Layered on top is the continued development of specialty-focused models. CMS finalized a mandatory Ambulatory Specialty Model scheduled to begin in 2027 for selected specialists treating Medicare patients for heart failure or low back pain. While that model does not begin in 2026, many organizations will spend this year preparing operationally.
5. Ongoing payment concerns from Medicare Advantage
Medicare payment conversations increasingly continue to include Medicare Advantage (MA). As MA enrollment continues to grow, MGMA’s 2026 Advocacy Agenda highlights that many practices face higher administrative burden and payment challenges, including prior authorization, downcoding, and narrow networks. In short, MA dynamics can effectively reduce your yield even when fee schedule rates rise — through denials, documentation disputes, and delays that increase cost-to-collect.
What administrators can do now
- Look closely at how Medicare pays for your most common services. Make a short list of your most frequently billed outpatient services and compare what Medicare pays in 2026 to what it costs your practice to provide those services. Review this more than once during the year as volumes or staffing change.
- Pay attention to services that may be paid less under new rules. Some services are affected by changes to how Medicare measures time and overhead costs. If your practice provides a lot of procedures or non-time-based services, do not assume the higher conversion factor means higher payment for every service.
- Make sure you know whether your clinicians qualify for the higher Medicare update. Practices that participate in Advanced APMs may receive a higher Medicare payment update. Confirm now whether your clinicians qualify and what reporting steps are required to maintain that status.
- Keep telehealth policies and billing rules up to date. Review who is eligible for telehealth visits, how those visits must be documented, and how supervision rules apply. Assign someone to watch for policy changes so the practice can adjust without scrambling later.
- Track Medicare Advantage payment issues by health plan. Keep simple records of denied claims, downcoded services, prior authorization delays, and appeal outcomes. Looking at this information by plan can help identify patterns and support contract discussions.
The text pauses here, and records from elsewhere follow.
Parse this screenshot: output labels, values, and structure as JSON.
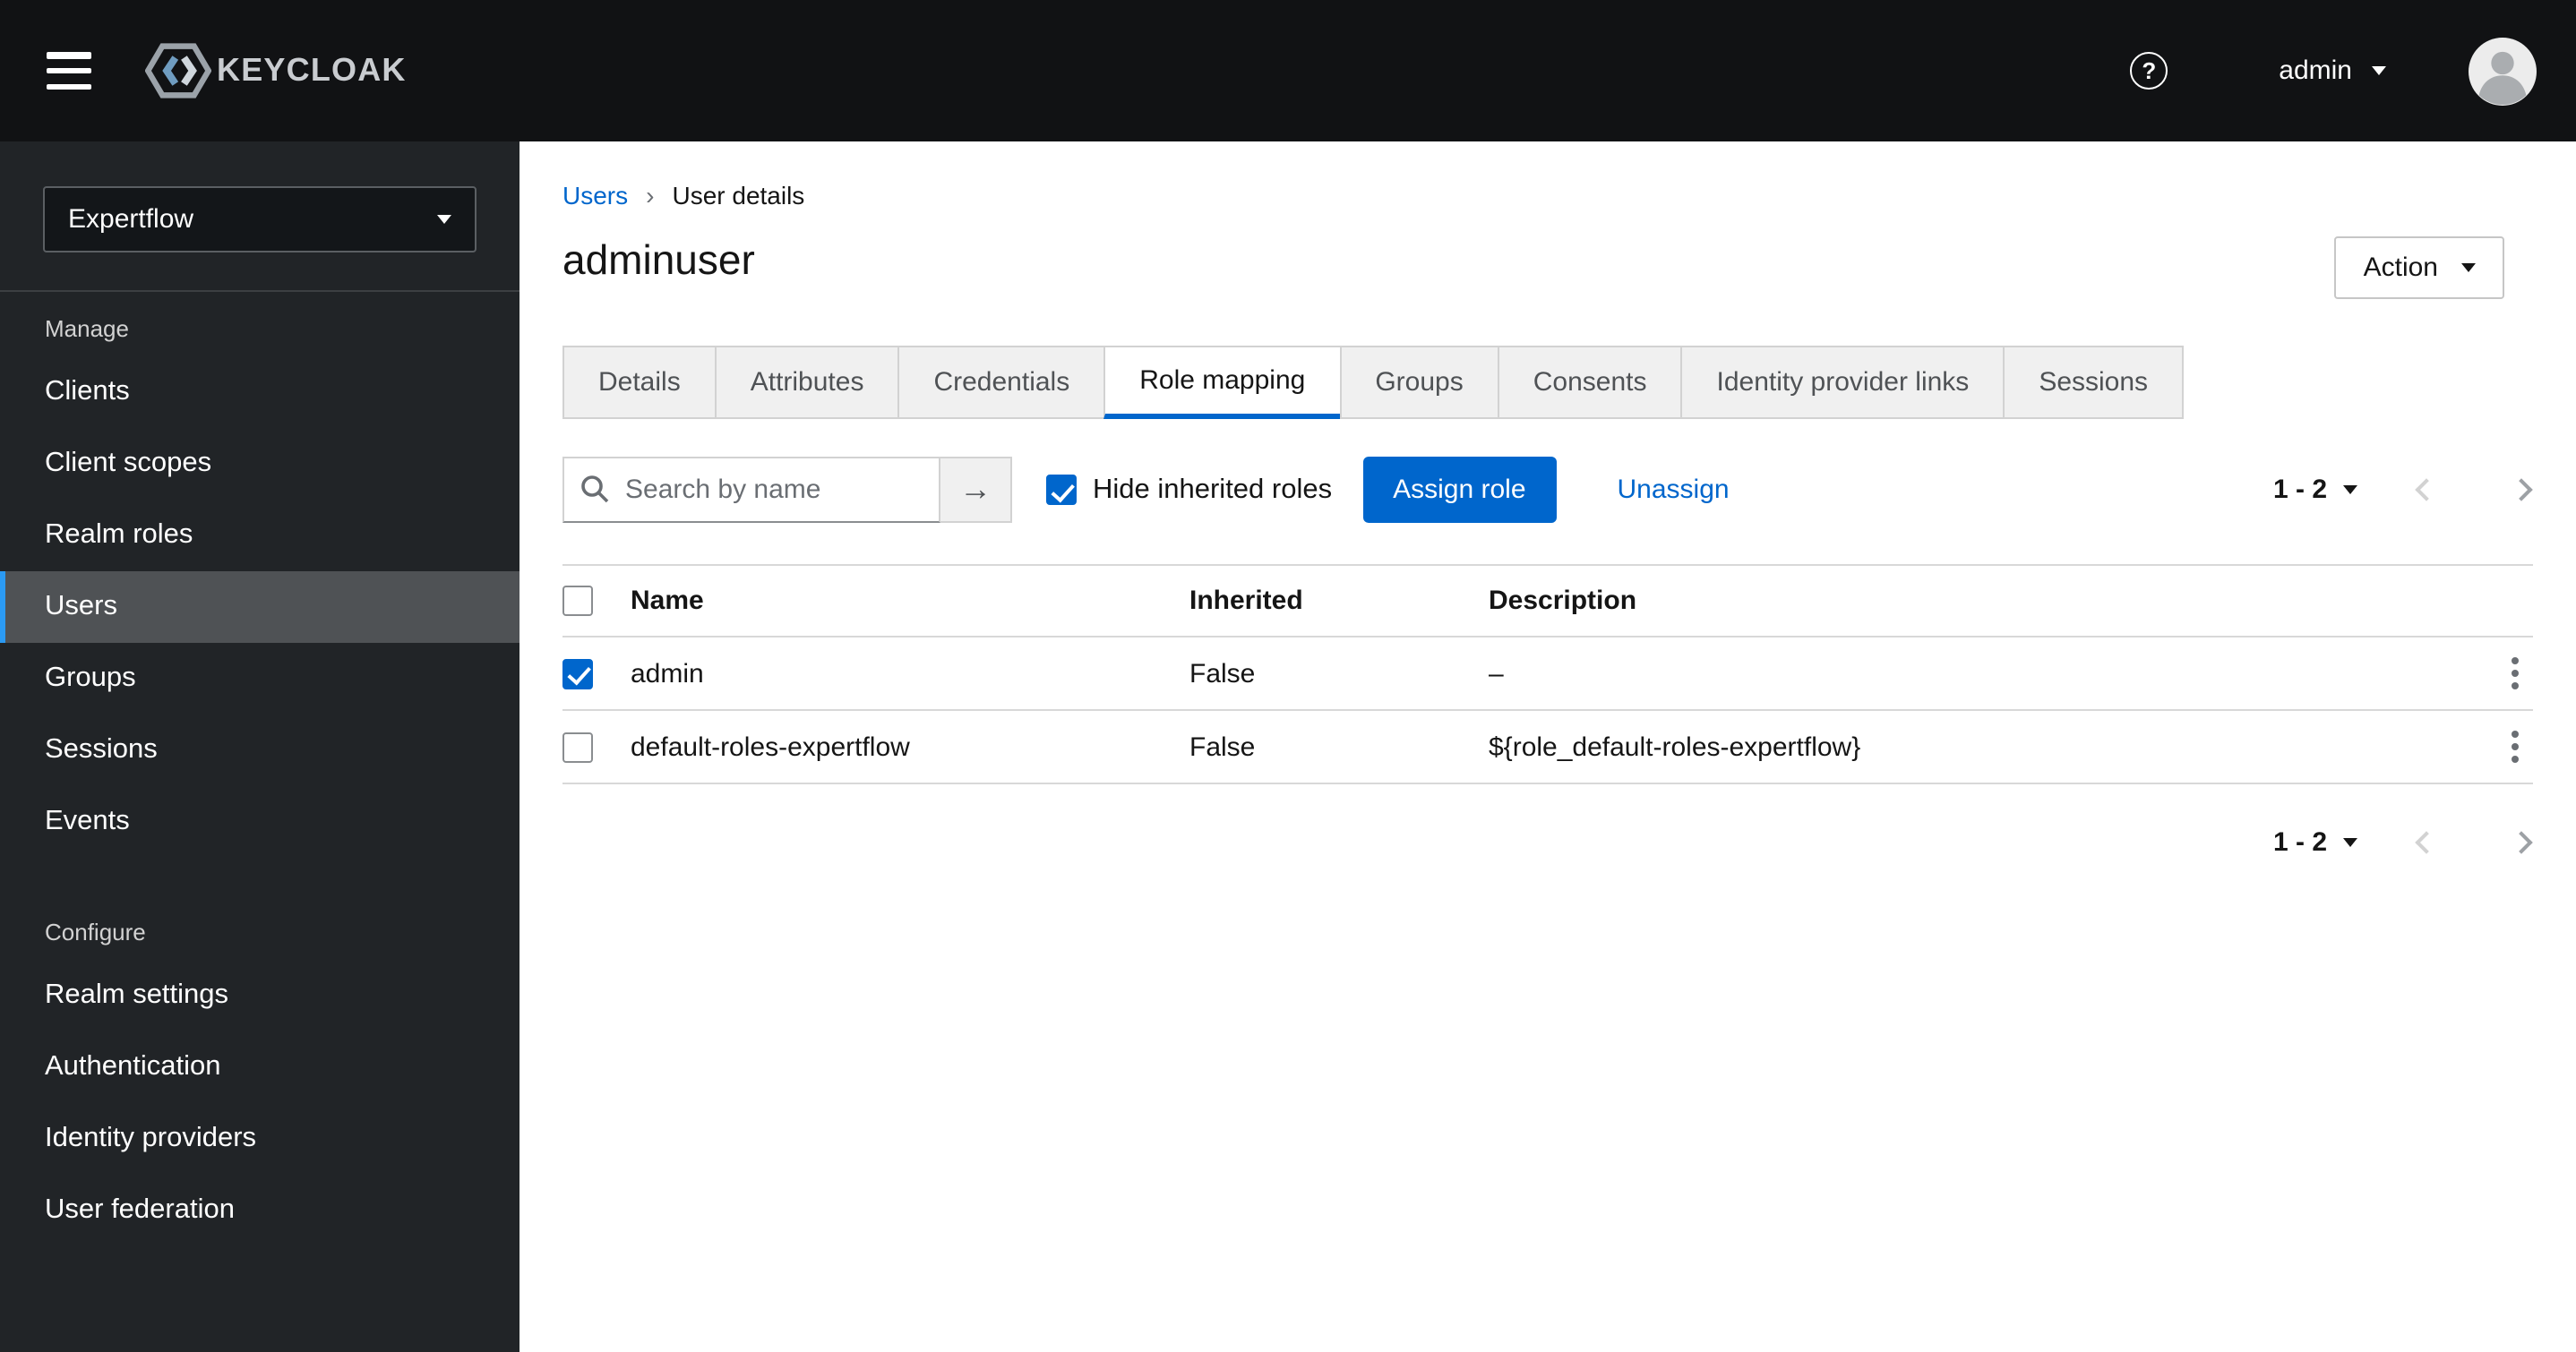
{
  "topbar": {
    "brand": "KEYCLOAK",
    "help_icon": "?",
    "username": "admin"
  },
  "sidebar": {
    "realm": "Expertflow",
    "manage_label": "Manage",
    "manage_items": [
      "Clients",
      "Client scopes",
      "Realm roles",
      "Users",
      "Groups",
      "Sessions",
      "Events"
    ],
    "configure_label": "Configure",
    "configure_items": [
      "Realm settings",
      "Authentication",
      "Identity providers",
      "User federation"
    ],
    "selected_item": "Users"
  },
  "breadcrumb": {
    "root": "Users",
    "separator": "›",
    "current": "User details"
  },
  "page": {
    "title": "adminuser",
    "action_label": "Action"
  },
  "tabs": {
    "items": [
      "Details",
      "Attributes",
      "Credentials",
      "Role mapping",
      "Groups",
      "Consents",
      "Identity provider links",
      "Sessions"
    ],
    "active": "Role mapping"
  },
  "toolbar": {
    "search_placeholder": "Search by name",
    "search_button_icon": "→",
    "hide_inherited_label": "Hide inherited roles",
    "hide_inherited_checked": true,
    "assign_label": "Assign role",
    "unassign_label": "Unassign",
    "pagination": "1 - 2"
  },
  "table": {
    "headers": {
      "name": "Name",
      "inherited": "Inherited",
      "description": "Description"
    },
    "rows": [
      {
        "checked": true,
        "name": "admin",
        "inherited": "False",
        "description": "–"
      },
      {
        "checked": false,
        "name": "default-roles-expertflow",
        "inherited": "False",
        "description": "${role_default-roles-expertflow}"
      }
    ]
  },
  "footer": {
    "pagination": "1 - 2"
  },
  "colors": {
    "primary_blue": "#0066cc",
    "nav_selected_accent": "#2b9af3",
    "sidebar_bg": "#212427",
    "topbar_bg": "#111214"
  }
}
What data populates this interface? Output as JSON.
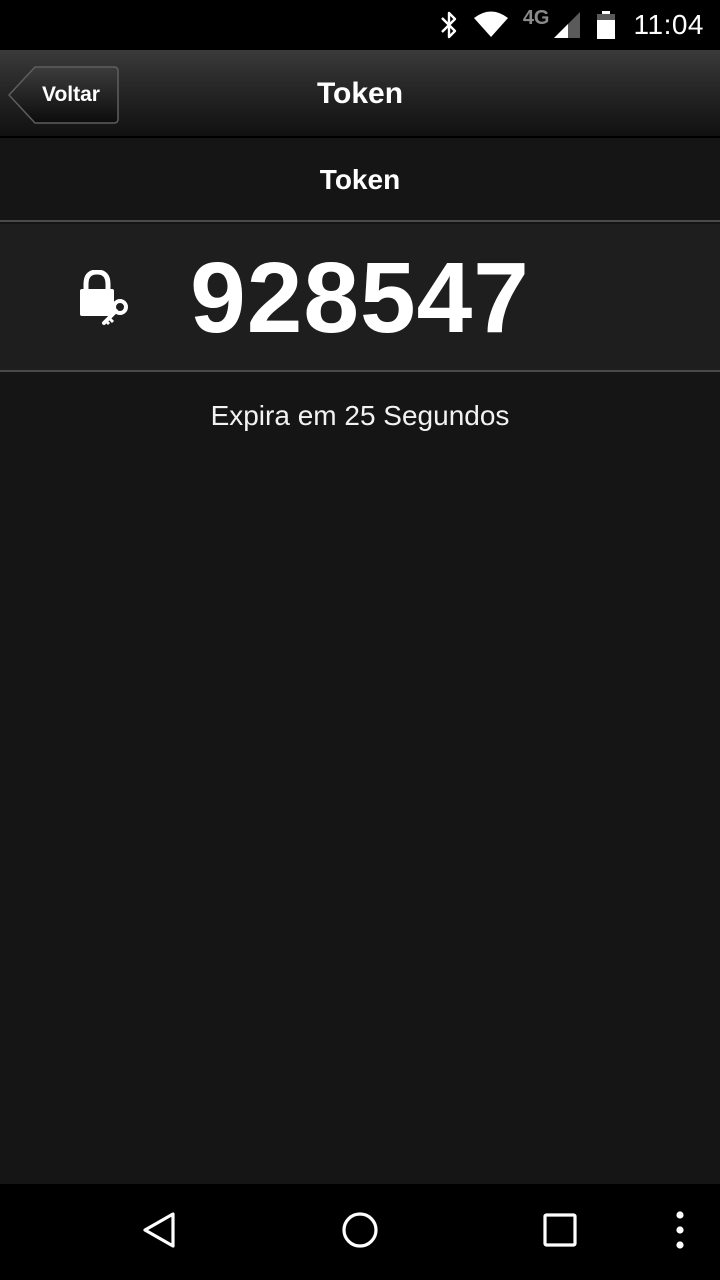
{
  "status_bar": {
    "network_label": "4G",
    "time": "11:04",
    "icons": [
      "bluetooth-icon",
      "wifi-icon",
      "cell-signal-icon",
      "battery-icon"
    ]
  },
  "action_bar": {
    "back_label": "Voltar",
    "title": "Token"
  },
  "section": {
    "header": "Token"
  },
  "token": {
    "icon": "lock-key-icon",
    "value": "928547",
    "expiry_text": "Expira em 25 Segundos"
  },
  "nav_bar": {
    "icons": [
      "back-triangle-icon",
      "home-circle-icon",
      "recents-square-icon",
      "overflow-menu-icon"
    ]
  },
  "colors": {
    "background": "#151515",
    "token_row_bg": "#1e1e1e",
    "divider": "#4a4a4a",
    "text": "#ffffff"
  }
}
- Share clear examples when payment problems affect care delivery. Specific examples — such as services that consistently lose money or delays that limit patient access — help strengthen advocacy efforts aimed at improving Medicare payment policies over time. Reach out to govaff@mgma.org to share what you are seeing with MGMA Government Affairs, or use the MGMA Member Community to highlight issues with fellow practice leaders.
Code by code and contract by contract, administrators who do the math now on these impacts from Medicare payment policy will be best positioned to protect access and financial viability.